Secret Menu: The McLetmedown

By Nick Zavarella

For the third installment of the “Secret Menu,” I returned to McDonalds and ordered a first.

“In all the years I have worked here,” the McDonald’s manager said, “I have never had someone order that.” Pretty impressive coming from the manager, I’d say.

I couldn’t decide what to eat, so I combined everything into one sandwich: the Land, Air and Sea burger, comprised of two buns, one beef patty, one chicken patty, one piece of fish, lettuce and mayonnaise.

After being perfectly clear about my order, they still messed it up, but in a good way. Not only did I get the Land, Air and Sea burger, but an extra beef patty accompanied by another piece of fish. Why? Because they knew I was a man from America, that’s why.

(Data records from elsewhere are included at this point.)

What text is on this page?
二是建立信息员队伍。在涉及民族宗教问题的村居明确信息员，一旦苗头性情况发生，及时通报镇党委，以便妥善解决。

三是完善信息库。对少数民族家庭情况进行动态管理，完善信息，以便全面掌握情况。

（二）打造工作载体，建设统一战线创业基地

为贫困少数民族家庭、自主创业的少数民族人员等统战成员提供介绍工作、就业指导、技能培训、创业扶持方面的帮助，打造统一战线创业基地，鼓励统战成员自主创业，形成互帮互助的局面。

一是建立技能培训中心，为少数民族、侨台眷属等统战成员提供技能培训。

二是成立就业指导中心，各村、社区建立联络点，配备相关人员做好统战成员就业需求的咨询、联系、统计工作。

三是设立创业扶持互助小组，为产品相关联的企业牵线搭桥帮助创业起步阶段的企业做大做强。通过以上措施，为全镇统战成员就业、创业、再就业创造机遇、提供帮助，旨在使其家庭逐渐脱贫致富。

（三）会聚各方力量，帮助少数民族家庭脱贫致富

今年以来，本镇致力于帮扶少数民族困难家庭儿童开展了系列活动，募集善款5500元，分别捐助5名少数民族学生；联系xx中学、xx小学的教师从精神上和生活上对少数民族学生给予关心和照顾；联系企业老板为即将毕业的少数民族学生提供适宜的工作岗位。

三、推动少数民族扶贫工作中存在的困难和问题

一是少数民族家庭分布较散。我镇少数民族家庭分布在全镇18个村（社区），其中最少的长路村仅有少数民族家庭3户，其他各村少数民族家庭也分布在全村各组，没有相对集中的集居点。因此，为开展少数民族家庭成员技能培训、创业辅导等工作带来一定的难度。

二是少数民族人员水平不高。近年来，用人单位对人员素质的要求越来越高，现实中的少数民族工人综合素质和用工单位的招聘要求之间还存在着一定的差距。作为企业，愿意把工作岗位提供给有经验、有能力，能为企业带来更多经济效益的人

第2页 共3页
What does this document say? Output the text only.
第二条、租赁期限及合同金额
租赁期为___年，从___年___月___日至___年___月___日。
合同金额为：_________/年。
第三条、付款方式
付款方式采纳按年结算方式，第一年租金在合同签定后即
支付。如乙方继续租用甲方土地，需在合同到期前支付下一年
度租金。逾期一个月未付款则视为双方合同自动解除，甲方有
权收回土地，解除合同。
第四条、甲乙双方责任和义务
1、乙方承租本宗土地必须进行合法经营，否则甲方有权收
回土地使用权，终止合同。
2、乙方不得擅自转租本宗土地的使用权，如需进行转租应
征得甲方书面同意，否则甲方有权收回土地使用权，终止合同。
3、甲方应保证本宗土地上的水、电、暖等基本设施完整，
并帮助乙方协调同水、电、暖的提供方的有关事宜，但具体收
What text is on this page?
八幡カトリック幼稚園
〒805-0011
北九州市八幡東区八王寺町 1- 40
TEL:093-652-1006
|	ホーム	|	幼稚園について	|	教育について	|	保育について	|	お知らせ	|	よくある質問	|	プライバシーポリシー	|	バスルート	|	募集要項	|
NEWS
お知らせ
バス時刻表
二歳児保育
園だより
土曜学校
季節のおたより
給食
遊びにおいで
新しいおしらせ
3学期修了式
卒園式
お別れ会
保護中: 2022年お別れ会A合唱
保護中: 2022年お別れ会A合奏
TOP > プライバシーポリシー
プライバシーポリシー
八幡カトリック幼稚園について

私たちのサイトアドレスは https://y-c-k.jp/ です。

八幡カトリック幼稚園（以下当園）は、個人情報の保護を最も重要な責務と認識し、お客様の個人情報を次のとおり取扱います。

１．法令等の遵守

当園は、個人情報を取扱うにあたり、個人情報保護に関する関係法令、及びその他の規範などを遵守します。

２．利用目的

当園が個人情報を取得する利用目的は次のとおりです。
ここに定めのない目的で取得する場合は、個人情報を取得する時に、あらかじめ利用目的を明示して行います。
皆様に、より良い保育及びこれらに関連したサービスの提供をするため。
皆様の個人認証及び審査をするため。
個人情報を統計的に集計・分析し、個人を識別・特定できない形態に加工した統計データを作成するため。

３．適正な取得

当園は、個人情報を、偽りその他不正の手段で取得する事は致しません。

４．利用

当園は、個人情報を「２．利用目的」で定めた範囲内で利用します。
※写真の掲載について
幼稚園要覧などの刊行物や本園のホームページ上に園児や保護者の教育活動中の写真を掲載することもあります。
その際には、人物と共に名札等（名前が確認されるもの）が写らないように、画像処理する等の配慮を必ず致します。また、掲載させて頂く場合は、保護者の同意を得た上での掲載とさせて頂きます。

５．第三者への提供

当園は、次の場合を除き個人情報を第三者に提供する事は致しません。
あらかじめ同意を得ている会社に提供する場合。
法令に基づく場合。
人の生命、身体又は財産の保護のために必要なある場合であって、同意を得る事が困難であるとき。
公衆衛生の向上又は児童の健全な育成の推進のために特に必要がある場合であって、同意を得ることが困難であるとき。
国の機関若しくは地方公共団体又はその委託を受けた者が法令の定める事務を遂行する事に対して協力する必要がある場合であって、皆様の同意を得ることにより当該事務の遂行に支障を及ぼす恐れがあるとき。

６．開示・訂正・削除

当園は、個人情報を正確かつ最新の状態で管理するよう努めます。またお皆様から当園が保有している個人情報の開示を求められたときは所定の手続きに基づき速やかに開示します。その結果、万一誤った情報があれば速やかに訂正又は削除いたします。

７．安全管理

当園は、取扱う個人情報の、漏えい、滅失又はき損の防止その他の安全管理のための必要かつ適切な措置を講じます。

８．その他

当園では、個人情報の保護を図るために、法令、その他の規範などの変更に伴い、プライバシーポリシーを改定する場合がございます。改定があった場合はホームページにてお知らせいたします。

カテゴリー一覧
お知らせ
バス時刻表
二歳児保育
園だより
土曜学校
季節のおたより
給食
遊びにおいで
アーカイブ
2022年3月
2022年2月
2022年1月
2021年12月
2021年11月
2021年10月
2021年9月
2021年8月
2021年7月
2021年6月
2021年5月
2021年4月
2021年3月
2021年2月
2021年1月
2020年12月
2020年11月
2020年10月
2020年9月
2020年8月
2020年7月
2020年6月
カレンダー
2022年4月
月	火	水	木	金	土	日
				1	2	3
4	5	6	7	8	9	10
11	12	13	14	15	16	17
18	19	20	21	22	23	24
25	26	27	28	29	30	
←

Now don’t get me wrong; I like beef, chicken and fish, but all three should not be combined. For example, I like peanut butter and I love steak. That doesn’t mean I would ever eat a peanut butter steak. Some things just don’t mix, and this turned out to be a damn good example.

After placing the extra piece of beef and fish on the burger, I sized it up and quickly realized my mouth simply wasn’t big enough. If I was driving and lost, would I stop for directions? No, so no way I’m not going to try to stick this entire burger in my mouth.

Turns out I should stop for directions because, after stretching my mouth to fit the burger, I actually had a muscle under my tongue cramp up. It was like having your star player go down during the first play. But don’t worry; there’s no way I’m going down in week three.

Without a doubt, the fish was the worst part of the sandwich. It might be the fact that McDonalds’ fish might not even be fish, but that’s neither here nor there.

Halfway through the sandwich, the bottom bun already crapped out on me. Somehow I ate the entire bottom bun with half the sandwich still to go.

However, after the scare of the first bite and technical bun difficulties, I found a groove and took down the burger, as well as the fry and root beer henchmen.

The quantity of the sandwich wasn’t as bad as the taste. Finishing it wasn’t nearly as hard as the Suicide Burger was, but the combination of beef, chicken and fish(?) was awful.

Sure I could finish another one, but wouldn’t, unless generous compensation was provided. Take out the fish and McDonald’s has themselves a pretty good sandwich. For a final grade, I’ll say D- for McDonald’s McLetMeDown.